Extended Data Fig. 2: The specificity of alncRNA.
From: Engineering artificial non-coding RNAs for targeted protein degradation
(A) RIP analysis of the interaction of alncRNA with a panel of RBPs in cell lysates. Antibodies recognizing the RBPs shown were used for IP in each case; control IP reactions were carried out using a corresponding IgG. AlncRNA levels were measured by RT-qPCR and normalized to the levels of GAPDH mRNA levels in the same IP samples measured by RT-qPCR analysis. Data were quantified as enrichment of alncRNA in the RBP IP relative to the IgG IP. Data represent mean ± s.d. from three independent experiments. The P values were determined by a two-tailed unpaired Student’s t test. (B-C) The protein levels of RBPs were analyzed in alncRNA-expressing cells by WB. Data represent mean ± s.d. from three independent experiments. The P values were determined by a two-tailed unpaired Student’s t test. (D) Proteomics analysis ensures the specificity of alncRNA. The data were analyzed using a two-tailed unpaired Student’s t-test. Adjustments were made for multiple comparisons using the Bonferroni correction method. (E-F) RIP assays show that alncRNA is pulled down by Dzip3 and GFP antibody in cells. Immunoprecipitation with control IgG served as the negative control. Data represent mean ± s.d. from three independent experiments. The P values were determined by a two-tailed unpaired Student’s t test. (G) RNA pull-down assays showed that Dzip3 and GFP was pulled down by alncRNA. Antisense of alncRNA was used as negative control. (H-I) The effect of reporter gene activation was determined by dual-luciferase reporter assay. CRISPR plasmids were transfected into cells stably expressing a dual-luciferase reporter vector.
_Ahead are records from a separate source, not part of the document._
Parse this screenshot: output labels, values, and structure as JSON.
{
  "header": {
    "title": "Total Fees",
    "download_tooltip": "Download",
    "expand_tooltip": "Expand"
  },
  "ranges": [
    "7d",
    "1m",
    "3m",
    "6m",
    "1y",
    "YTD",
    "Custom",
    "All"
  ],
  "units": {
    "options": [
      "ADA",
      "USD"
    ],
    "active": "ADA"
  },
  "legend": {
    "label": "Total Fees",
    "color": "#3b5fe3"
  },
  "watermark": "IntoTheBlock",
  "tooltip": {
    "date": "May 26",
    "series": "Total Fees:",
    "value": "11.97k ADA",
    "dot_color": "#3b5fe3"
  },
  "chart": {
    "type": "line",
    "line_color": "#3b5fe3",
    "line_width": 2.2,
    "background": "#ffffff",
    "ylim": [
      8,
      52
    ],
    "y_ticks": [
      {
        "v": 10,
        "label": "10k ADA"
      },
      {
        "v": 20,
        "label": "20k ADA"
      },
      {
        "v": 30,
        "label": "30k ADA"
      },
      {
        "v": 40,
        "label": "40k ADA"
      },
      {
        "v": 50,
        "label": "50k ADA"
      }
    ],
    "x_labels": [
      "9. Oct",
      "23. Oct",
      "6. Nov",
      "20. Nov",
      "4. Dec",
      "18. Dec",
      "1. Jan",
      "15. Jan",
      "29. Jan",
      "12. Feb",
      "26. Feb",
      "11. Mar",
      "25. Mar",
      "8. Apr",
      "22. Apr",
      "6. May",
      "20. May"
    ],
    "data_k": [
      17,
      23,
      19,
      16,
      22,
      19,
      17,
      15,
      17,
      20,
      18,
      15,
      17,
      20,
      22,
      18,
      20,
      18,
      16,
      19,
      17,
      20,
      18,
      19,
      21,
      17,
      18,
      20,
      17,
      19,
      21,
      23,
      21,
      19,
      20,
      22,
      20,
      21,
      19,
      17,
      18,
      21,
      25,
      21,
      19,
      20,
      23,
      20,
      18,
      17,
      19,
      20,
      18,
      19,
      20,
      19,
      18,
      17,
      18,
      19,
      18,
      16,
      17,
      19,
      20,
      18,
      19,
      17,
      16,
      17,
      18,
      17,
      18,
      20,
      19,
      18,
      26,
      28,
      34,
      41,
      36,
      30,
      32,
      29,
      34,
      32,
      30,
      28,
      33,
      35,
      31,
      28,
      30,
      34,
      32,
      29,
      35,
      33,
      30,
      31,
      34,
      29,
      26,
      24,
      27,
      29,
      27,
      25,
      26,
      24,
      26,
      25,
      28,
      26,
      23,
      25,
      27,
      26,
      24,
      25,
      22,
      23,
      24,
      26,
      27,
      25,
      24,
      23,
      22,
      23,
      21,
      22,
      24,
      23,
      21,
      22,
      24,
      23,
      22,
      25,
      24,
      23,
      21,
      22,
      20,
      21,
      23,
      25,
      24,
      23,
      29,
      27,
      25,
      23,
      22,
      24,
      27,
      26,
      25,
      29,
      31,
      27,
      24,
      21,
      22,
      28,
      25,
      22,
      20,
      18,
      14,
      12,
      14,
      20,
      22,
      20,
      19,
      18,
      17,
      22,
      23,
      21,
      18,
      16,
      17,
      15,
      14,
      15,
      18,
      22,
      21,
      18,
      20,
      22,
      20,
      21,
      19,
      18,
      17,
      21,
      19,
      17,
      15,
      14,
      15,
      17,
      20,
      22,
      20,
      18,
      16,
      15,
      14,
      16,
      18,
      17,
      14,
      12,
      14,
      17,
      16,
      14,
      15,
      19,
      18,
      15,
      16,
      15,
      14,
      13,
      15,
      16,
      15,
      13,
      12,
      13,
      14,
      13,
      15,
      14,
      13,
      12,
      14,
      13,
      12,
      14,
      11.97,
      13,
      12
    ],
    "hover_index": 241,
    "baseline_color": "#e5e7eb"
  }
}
Relative luciferase activities were determined as the ratios between Rluc and Fluc values. Data represent mean ± s.d. from four independent experiments. The P values were determined by a two-tailed unpaired Student’s t test. (J-K) Fold change in abundance of whole-cell proteins detected using quantitative proteomics analysis after c-Myc (J) and NF-κB (K) degradation. The data were analyzed using a two-tailed unpaired Student’s t-test. Adjustments were made for multiple comparisons using the Bonferroni correction method.